Quantization with Unified Adaptive Distillation to enable multi-LoRA based one-for-all Generative Vision Models on edge

Sowmya Vajrala, Aakash Parmar, Prasanna R, Sravanth Kodavanti, Manjunath Arveti, Srinivas Soumitri Miriyala, Ashok Senapati et al.

Problem

Deploying Large Vision Models (LVMs) for generative AI tasks (image editing, object removal, prompt-guided transformation) on resource-constrained edge devices (smartphones) is extremely challenging due to high memory and compute requirements. While Low-Rank Adapters (LoRAs) enable parameter-efficient task adaptation, the standard deployment approach is fundamentally flawed for multi-task scenarios:

Core problem: Existing mobile deployment pipelines compile separate model binaries for each LoRA plus a full copy of the foundation model. When deploying multiple GenAI use-cases, this leads to redundant storage, increased runtime overhead, and inability to switch tasks at runtime without recompilation or reloading entire model graphs.

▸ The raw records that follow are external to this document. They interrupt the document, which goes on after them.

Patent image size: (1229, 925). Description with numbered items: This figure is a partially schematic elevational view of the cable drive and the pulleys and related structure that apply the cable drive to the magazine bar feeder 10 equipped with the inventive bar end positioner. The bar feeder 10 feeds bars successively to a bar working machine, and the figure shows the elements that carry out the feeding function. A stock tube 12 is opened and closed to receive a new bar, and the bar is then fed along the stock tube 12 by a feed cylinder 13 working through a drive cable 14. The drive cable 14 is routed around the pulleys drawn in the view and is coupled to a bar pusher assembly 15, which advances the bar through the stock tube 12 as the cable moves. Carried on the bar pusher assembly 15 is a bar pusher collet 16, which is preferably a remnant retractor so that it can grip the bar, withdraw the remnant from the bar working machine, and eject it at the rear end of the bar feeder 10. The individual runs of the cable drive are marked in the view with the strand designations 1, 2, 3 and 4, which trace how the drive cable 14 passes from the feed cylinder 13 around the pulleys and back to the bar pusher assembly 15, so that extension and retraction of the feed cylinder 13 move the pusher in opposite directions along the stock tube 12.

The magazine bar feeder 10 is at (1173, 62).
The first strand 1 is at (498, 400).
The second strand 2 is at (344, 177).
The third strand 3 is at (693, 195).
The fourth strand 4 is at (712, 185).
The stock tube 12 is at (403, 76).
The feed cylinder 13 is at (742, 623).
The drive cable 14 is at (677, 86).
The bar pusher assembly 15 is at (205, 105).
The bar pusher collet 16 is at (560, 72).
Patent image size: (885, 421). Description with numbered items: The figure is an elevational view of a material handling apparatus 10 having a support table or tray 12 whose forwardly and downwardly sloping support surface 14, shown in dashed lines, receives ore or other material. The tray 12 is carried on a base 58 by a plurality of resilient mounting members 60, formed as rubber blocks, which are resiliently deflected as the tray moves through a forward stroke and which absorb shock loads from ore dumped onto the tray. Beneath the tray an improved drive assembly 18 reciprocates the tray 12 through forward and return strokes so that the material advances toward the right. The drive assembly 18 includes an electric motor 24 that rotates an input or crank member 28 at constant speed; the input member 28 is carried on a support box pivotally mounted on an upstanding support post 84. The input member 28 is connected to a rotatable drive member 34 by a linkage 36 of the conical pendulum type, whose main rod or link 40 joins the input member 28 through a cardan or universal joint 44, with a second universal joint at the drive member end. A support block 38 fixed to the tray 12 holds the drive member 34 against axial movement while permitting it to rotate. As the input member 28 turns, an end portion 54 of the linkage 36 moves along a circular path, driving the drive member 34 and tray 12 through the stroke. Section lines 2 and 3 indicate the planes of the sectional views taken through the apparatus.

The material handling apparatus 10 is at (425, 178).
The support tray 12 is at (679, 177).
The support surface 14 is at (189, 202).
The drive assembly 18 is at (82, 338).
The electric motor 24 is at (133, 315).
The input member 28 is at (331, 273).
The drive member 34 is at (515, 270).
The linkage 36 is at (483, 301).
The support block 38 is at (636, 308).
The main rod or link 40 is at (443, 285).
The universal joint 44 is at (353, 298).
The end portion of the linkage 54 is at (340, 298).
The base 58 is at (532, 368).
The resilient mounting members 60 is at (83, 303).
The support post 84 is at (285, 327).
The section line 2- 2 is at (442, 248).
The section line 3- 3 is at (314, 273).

Prior art and limitations:

QLoRA (Dettmers et al., 2023): Improves memory efficiency during fine-tuning via quantization-aware techniques but assumes static model graphs; does not address multi-LoRA runtime switching on edge NPUs.
QaLoRA (Xu et al., 2023): Quantization-aware low-rank adaptation for LLMs; not designed for vision diffusion models or NPU deployment.
MobileDiffusion (Zhao et al., 2024): Reduces diffusion inference cost for mobile devices but builds a single-purpose model from scratch rather than adapting existing LVMs.
ControlNet (Zhang et al., 2023): Introduces structured conditioning for controllable image editing but adds parallel network branches, increasing model size.
UniVG (Fu et al., 2025), OneDiffusion (Le et al., 2025), Dual Diffusion (Li et al., 2025): Attempt to unify multiple tasks within a single generative framework via end-to-end multi-task training but do not support modular runtime adaptation or separate adapter switching.
Multi-LoRA meets Vision (Kesim & Helli, 2024): Merges multiple adapters into a multi-task model but does not address quantization compatibility across LoRAs for edge deployment.
Conv-Adapter (Chen et al., 2024), AdaptFormer (Chen et al., 2022): Parameter-efficient transfer learning methods but not designed for on-device deployment with dynamic switching.

Key gap: When each LoRA adapter is quantized independently, the resulting adapters require different quantization parameters (scale and zero-point), making them incompatible with a single static inference graph. This prevents efficient runtime task switching, increases memory overhead from multiple calibration states, and complicates NPU deployment where fixed quantization parameters are typically required.

Architecture

Overview

The QUAD (Quantization with Unified Adaptive Distillation) framework has three main components:

LoRA-as-Input reformulation: Restructure the LVM so LoRA weights are runtime inputs rather than baked into the compiled graph.
Unified Adaptive Distillation: Align all LoRA weight distributions to share a single quantization profile via knowledge distillation.
Edge deployment stack: Graph optimization, conversion to hardware-specific IR, and lightweight runtime with dynamic LoRA loading.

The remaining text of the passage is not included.